Prof. Nagareda Posts Article on Litigation-Arbitration Dichotomy

UPDATE: I was unaware at the time of this post that Professor Nagareda recently passed away. This is a tragic loss for the legal academy and all proceduralists. He made significant and lasting contributions to civil procedure and complex litigation and will be sorely missed.

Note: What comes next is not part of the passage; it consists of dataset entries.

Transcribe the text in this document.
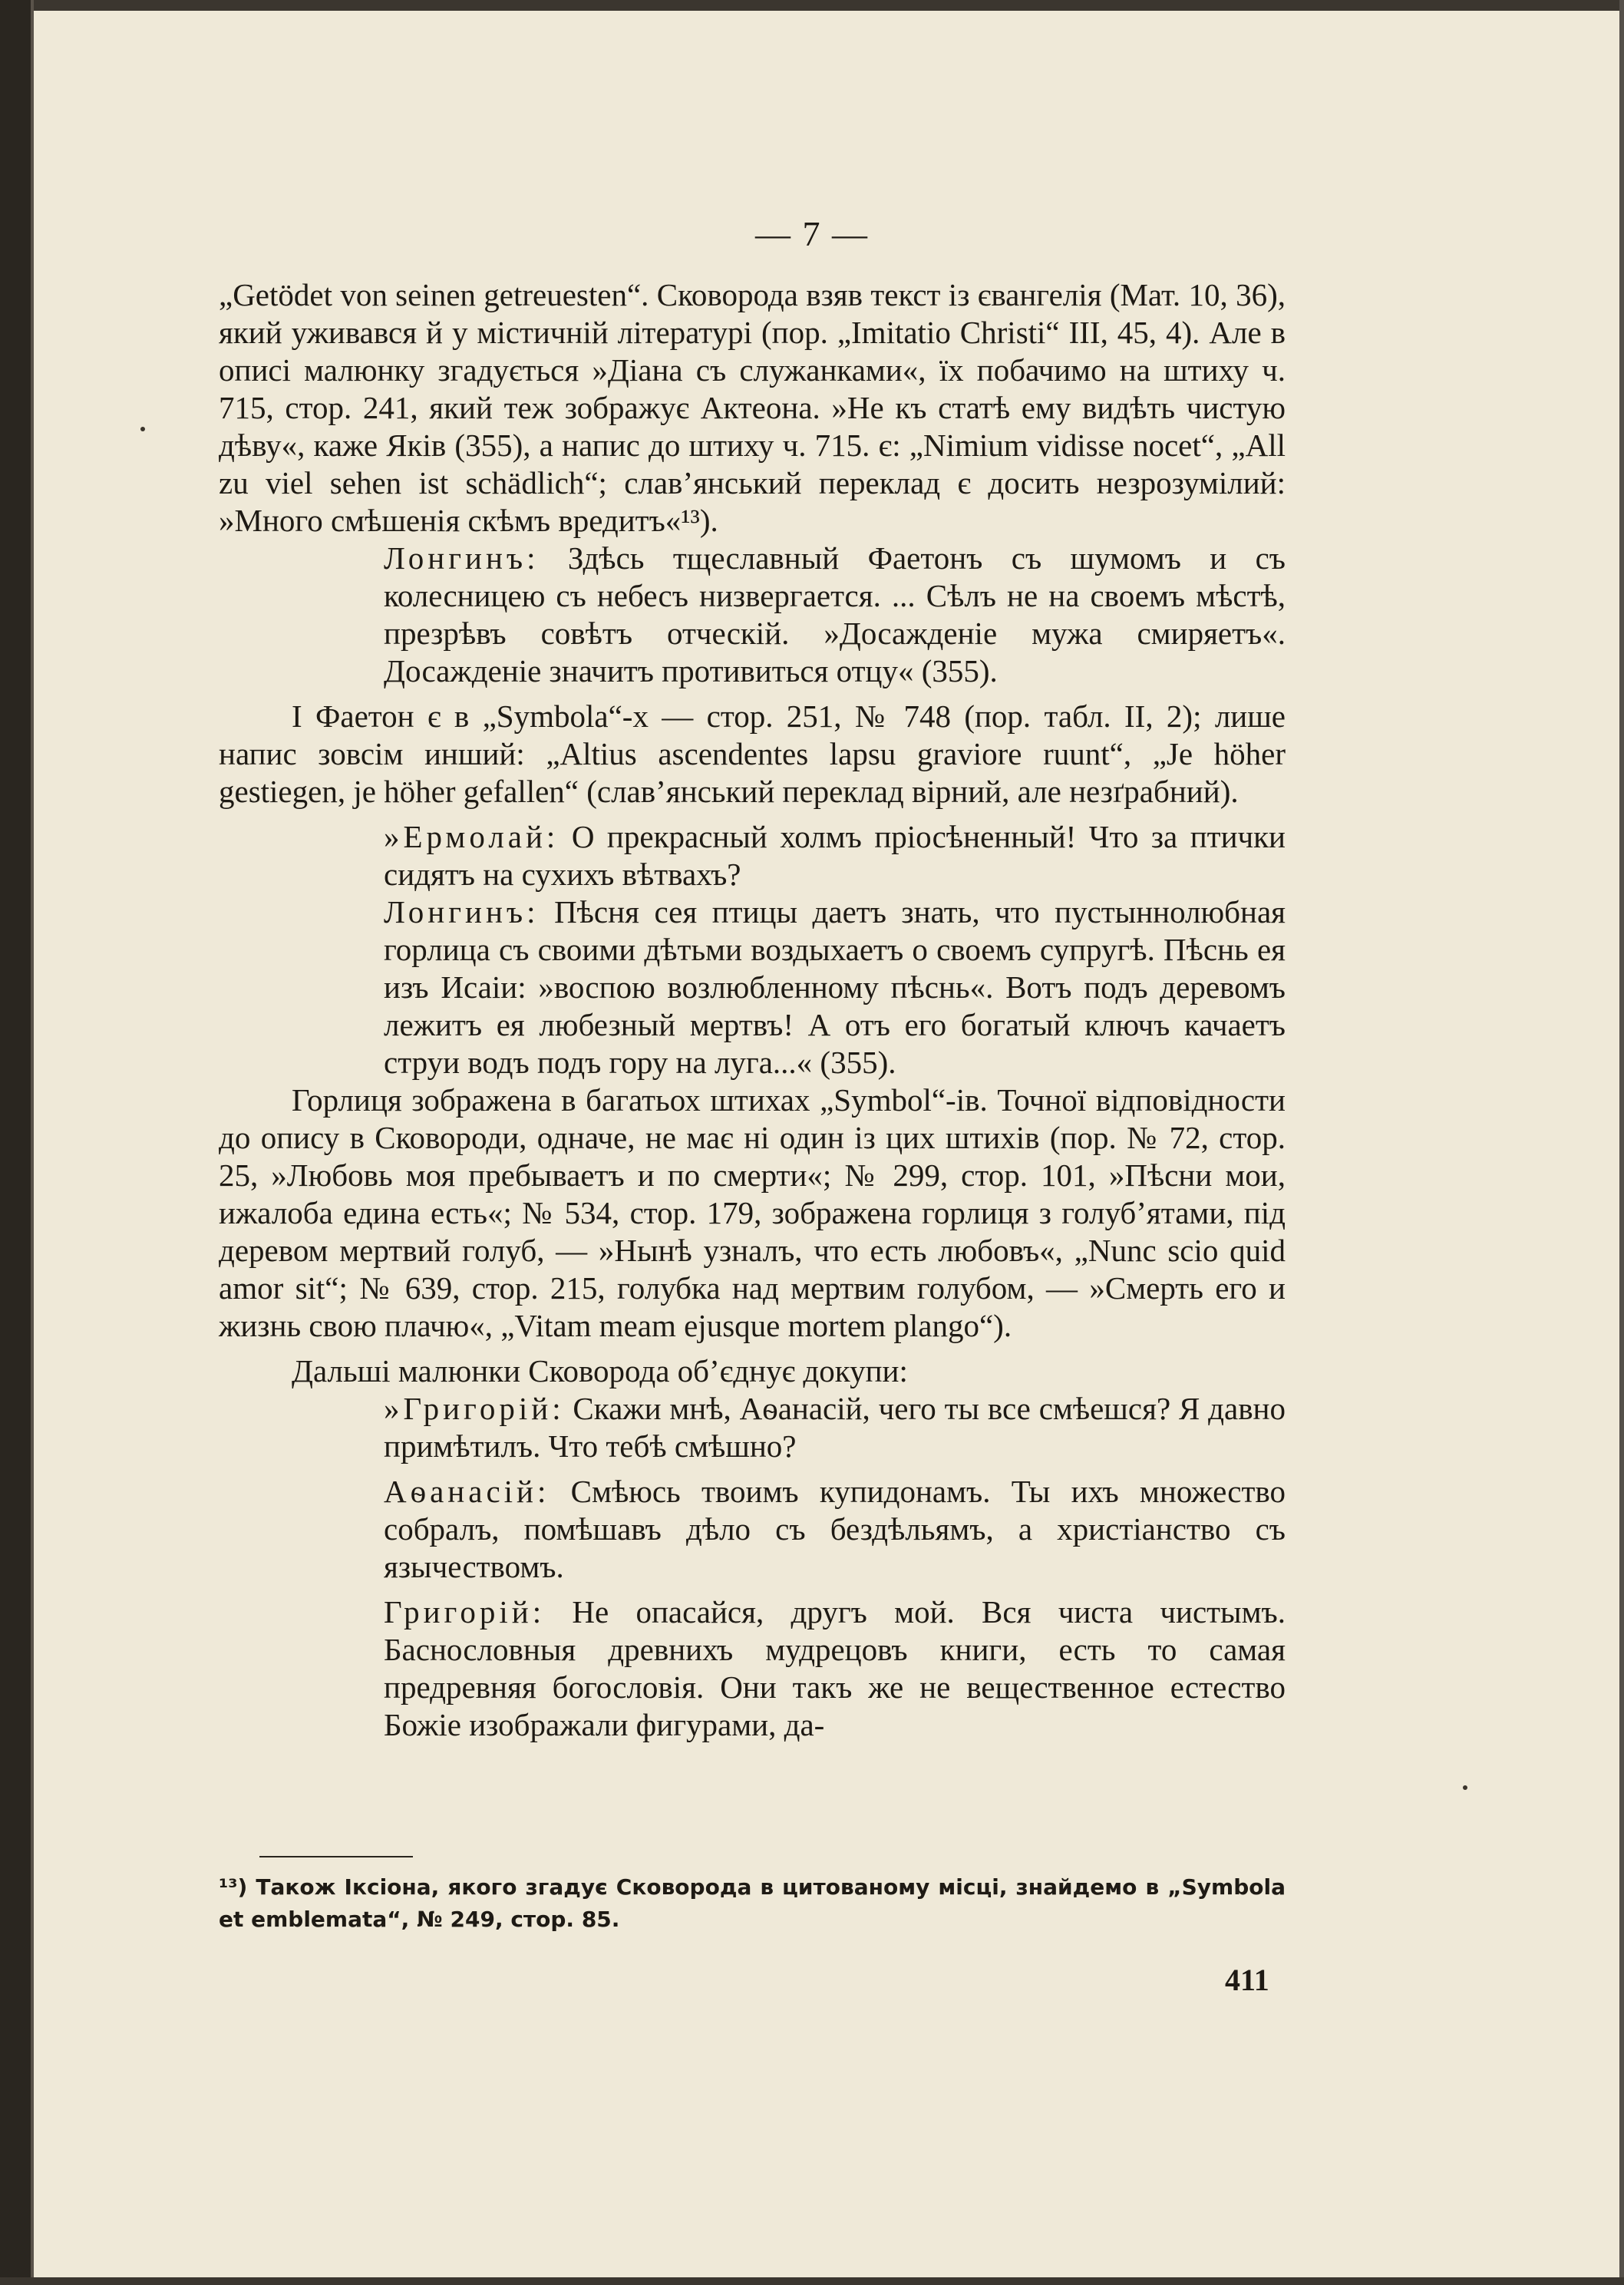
— 7 —

„Getödet von seinen getreuesten“. Сковорода взяв текст із євангелія (Мат. 10, 36), який уживався й у містичній літературі (пор. „Imitatio Christi“ III, 45, 4). Але в описі малюнку згадується »Діана съ служанками«, їх побачимо на штиху ч. 715, стор. 241, який теж зображує Актеона. »Не къ статѣ ему видѣть чистую дѣву«, каже Яків (355), а напис до штиху ч. 715. є: „Nimium vidisse nocet“, „All zu viel sehen ist schädlich“; слав’янський переклад є досить незрозумілий: »Много смѣшенія скѣмъ вредитъ«¹³).

Лонгинъ: Здѣсь тщеславный Фаетонъ съ шумомъ и съ колесницею съ небесъ низвергается. ... Сѣлъ не на своемъ мѣстѣ, презрѣвъ совѣтъ отческій. »Досажденіе мужа смиряетъ«. Досажденіе значитъ противиться отцу« (355).

І Фаетон є в „Symbola“-х — стор. 251, № 748 (пор. табл. II, 2); лише напис зовсім инший: „Altius ascendentes lapsu graviore ruunt“, „Je höher gestiegen, je höher gefallen“ (слав’янський переклад вірний, але незґрабний).

»Ермолай: О прекрасный холмъ пріосѣненный! Что за птички сидятъ на сухихъ вѣтвахъ?

Лонгинъ: Пѣсня сея птицы даетъ знать, что пустыннолюбная горлица съ своими дѣтьми воздыхаетъ о своемъ супругѣ. Пѣснь ея изъ Исаіи: »воспою возлюбленному пѣснь«. Вотъ подъ деревомъ лежитъ ея любезный мертвъ! А отъ его богатый ключъ качаетъ струи водъ подъ гору на луга...« (355).

Горлиця зображена в багатьох штихах „Symbol“-ів. Точної відповідности до опису в Сковороди, одначе, не має ні один із цих штихів (пор. № 72, стор. 25, »Любовь моя пребываетъ и по смерти«; № 299, стор. 101, »Пѣсни мои, ижалоба едина есть«; № 534, стор. 179, зображена горлиця з голуб’ятами, під деревом мертвий голуб, — »Нынѣ узналъ, что есть любовъ«, „Nunc scio quid amor sit“; № 639, стор. 215, голубка над мертвим голубом, — »Смерть его и жизнь свою плачю«, „Vitam meam ejusque mortem plango“).

Дальші малюнки Сковорода об’єднує докупи:

»Григорій: Скажи мнѣ, Аѳанасій, чего ты все смѣешся? Я давно примѣтилъ. Что тебѣ смѣшно?

Аѳанасій: Смѣюсь твоимъ купидонамъ. Ты ихъ множество собралъ, помѣшавъ дѣло съ бездѣльямъ, а христіанство съ язычествомъ.

Григорій: Не опасайся, другъ мой. Вся чиста чистымъ. Баснословныя древнихъ мудрецовъ книги, есть то самая предревняя богословія. Они такъ же не вещественное естество Божіе изображали фигурами, да-

¹³) Також Іксіона, якого згадує Сковорода в цитованому місці, знайдемо в „Symbola et emblemata“, № 249, стор. 85.
411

Professor Richard Nagareda recently posted an article entitled The Litigation-Arbitration Dichotomy Meets the Class Action on SSRN. Here is the abstract:

Courts and commentators often conceive of litigation and arbitration as dichotomous regimes for civil dispute resolution. Two new decisions from the Supreme Court provide the occasion to rethink this conventional view. In Shady Grove v. Allstate Insurance, the Court acknowledges that a class action often alters dramatically the incidence of claiming but, for purposes of the Rules Enabling Act, the Court deems this effect to be merely “incidental.” In Stolt-Nielsen v. AnimalFeeds, however, the Court deems the use of class-wide arbitration to be such a “fundamental” change as to lie outside the authority of arbitrators in the face of contractual silence as to class treatment.

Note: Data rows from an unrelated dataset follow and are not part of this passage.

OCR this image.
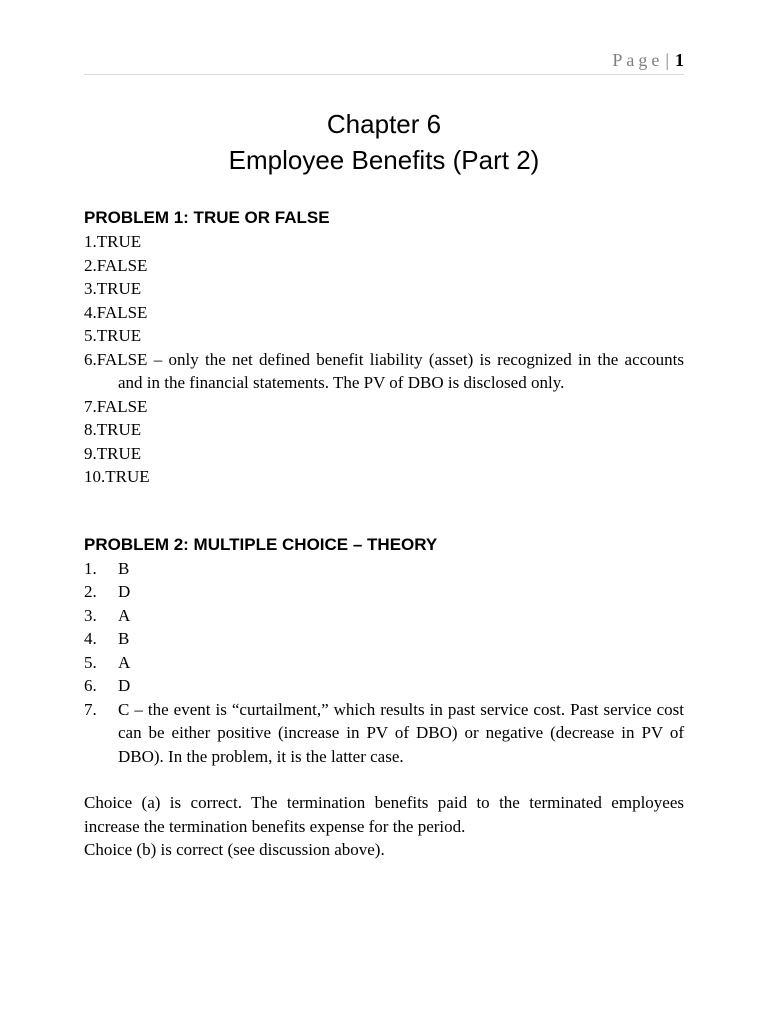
Page | 1
Chapter 6
Employee Benefits (Part 2)
PROBLEM 1: TRUE OR FALSE
1.TRUE
2.FALSE
3.TRUE
4.FALSE
5.TRUE
6.FALSE – only the net defined benefit liability (asset) is recognized in the accounts and in the financial statements. The PV of DBO is disclosed only.
7.FALSE
8.TRUE
9.TRUE
10.TRUE
PROBLEM 2: MULTIPLE CHOICE – THEORY
1.	B
2.	D
3.	A
4.	B
5.	A
6.	D
7.	C – the event is “curtailment,” which results in past service cost. Past service cost can be either positive (increase in PV of DBO) or negative (decrease in PV of DBO). In the problem, it is the latter case.
Choice (a) is correct. The termination benefits paid to the terminated employees increase the termination benefits expense for the period.
Choice (b) is correct (see discussion above).
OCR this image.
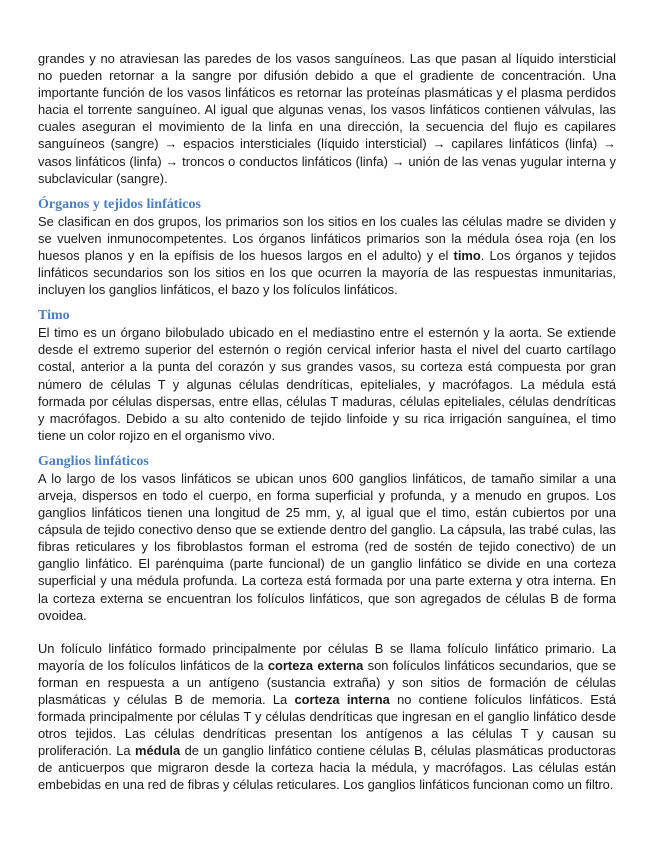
grandes y no atraviesan las paredes de los vasos sanguíneos. Las que pasan al líquido intersticial no pueden retornar a la sangre por difusión debido a que el gradiente de concentración. Una importante función de los vasos linfáticos es retornar las proteínas plasmáticas y el plasma perdidos hacia el torrente sanguíneo. Al igual que algunas venas, los vasos linfáticos contienen válvulas, las cuales aseguran el movimiento de la linfa en una dirección, la secuencia del flujo es capilares sanguíneos (sangre) → espacios intersticiales (líquido intersticial) → capilares linfáticos (linfa) → vasos linfáticos (linfa) → troncos o conductos linfáticos (linfa) → unión de las venas yugular interna y subclavicular (sangre).

Órganos y tejidos linfáticos

Se clasifican en dos grupos, los primarios son los sitios en los cuales las células madre se dividen y se vuelven inmunocompetentes. Los órganos linfáticos primarios son la médula ósea roja (en los huesos planos y en la epífisis de los huesos largos en el adulto) y el timo. Los órganos y tejidos linfáticos secundarios son los sitios en los que ocurren la mayoría de las respuestas inmunitarias, incluyen los ganglios linfáticos, el bazo y los folículos linfáticos.

Timo

El timo es un órgano bilobulado ubicado en el mediastino entre el esternón y la aorta. Se extiende desde el extremo superior del esternón o región cervical inferior hasta el nivel del cuarto cartílago costal, anterior a la punta del corazón y sus grandes vasos, su corteza está compuesta por gran número de células T y algunas células dendríticas, epiteliales, y macrófagos. La médula está formada por células dispersas, entre ellas, células T maduras, células epiteliales, células dendríticas y macrófagos. Debido a su alto contenido de tejido linfoide y su rica irrigación sanguínea, el timo tiene un color rojizo en el organismo vivo.

Ganglios linfáticos

A lo largo de los vasos linfáticos se ubican unos 600 ganglios linfáticos, de tamaño similar a una arveja, dispersos en todo el cuerpo, en forma superficial y profunda, y a menudo en grupos. Los ganglios linfáticos tienen una longitud de 25 mm, y, al igual que el timo, están cubiertos por una cápsula de tejido conectivo denso que se extiende dentro del ganglio. La cápsula, las trabé culas, las fibras reticulares y los fibroblastos forman el estroma (red de sostén de tejido conectivo) de un ganglio linfático. El parénquima (parte funcional) de un ganglio linfático se divide en una corteza superficial y una médula profunda. La corteza está formada por una parte externa y otra interna. En la corteza externa se encuentran los folículos linfáticos, que son agregados de células B de forma ovoidea.

Un folículo linfático formado principalmente por células B se llama folículo linfático primario. La mayoría de los folículos linfáticos de la corteza externa son folículos linfáticos secundarios, que se forman en respuesta a un antígeno (sustancia extraña) y son sitios de formación de células plasmáticas y células B de memoria. La corteza interna no contiene folículos linfáticos. Está formada principalmente por células T y células dendríticas que ingresan en el ganglio linfático desde otros tejidos. Las células dendríticas presentan los antígenos a las células T y causan su proliferación. La médula de un ganglio linfático contiene células B, células plasmáticas productoras de anticuerpos que migraron desde la corteza hacia la médula, y macrófagos. Las células están embebidas en una red de fibras y células reticulares. Los ganglios linfáticos funcionan como un filtro.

This Article – for the annual Federal Courts, Practice & Procedure issue of the Notre Dame Law Review – urges a more synthetic understanding of litigation and arbitration. For all their differences, the Court’s accounts of class treatment under the Rules Enabling Act and the Federal Arbitration Act (FAA) evidence a deep, but undertheorized, convergence. Shady Grove is the latest of the Court’s efforts to map the proper relationship between federal and state law under the Erie and Hanna doctrines. This Article explains how the Court’s arbitration jurisprudence has come to replicate key structural features of the Erie and Hanna doctrines in litigation. The Article then underscores the transnational dimensions of arbitration in our modern world of globalized commerce – one that frames in a new light the holding in Stolt-Nielsen within the context of the Court’s thinking about extraterritoriality and transnational recognition of judgments in litigation.

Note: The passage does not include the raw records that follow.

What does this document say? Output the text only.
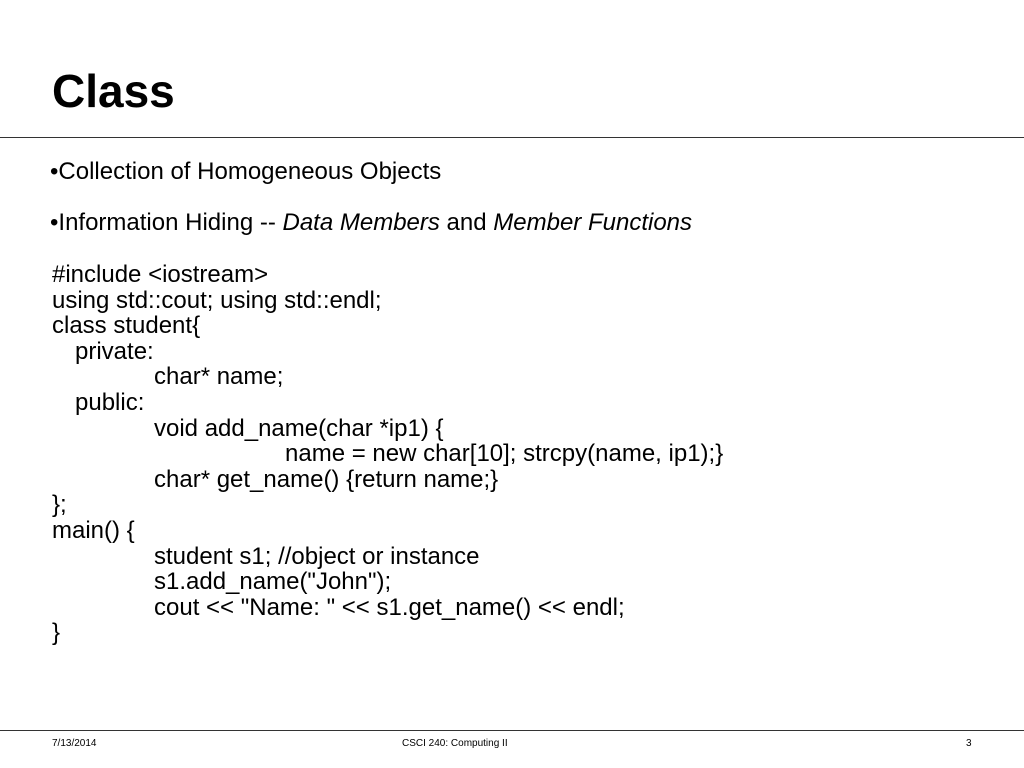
Class
•Collection of Homogeneous Objects
•Information Hiding -- Data Members and Member Functions
#include <iostream>
using std::cout; using std::endl;
class student{
private:
char* name;
public:
void add_name(char *ip1) {
name = new char[10]; strcpy(name, ip1);}
char* get_name() {return name;}
};
main() {
student s1; //object or instance
s1.add_name("John");
cout << "Name: " << s1.get_name() << endl;
}
7/13/2014	CSCI 240: Computing II	3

The Article then turns to a case now before the Court – AT&T Mobility v. Concepcion – concerning an arbitration clause that would waive the opportunity for consumers to participate in either a class action or a class arbitration. The Article explains how the approach of the lower courts in Concepcion presents the Supreme Court with the counterpart, in the arbitration setting, to the mistaken application of state law rightly overturned in Shady Grove under the Hanna doctrine. Such a view nonetheless would afford ample latitude for contextual, Erie-like analysis of other arbitration clauses with class waivers tantamount to exculpatory clauses. The Article concludes by situating its synthetic conception of litigation and arbitration within ongoing debate over the proposed Arbitration Fairness Act.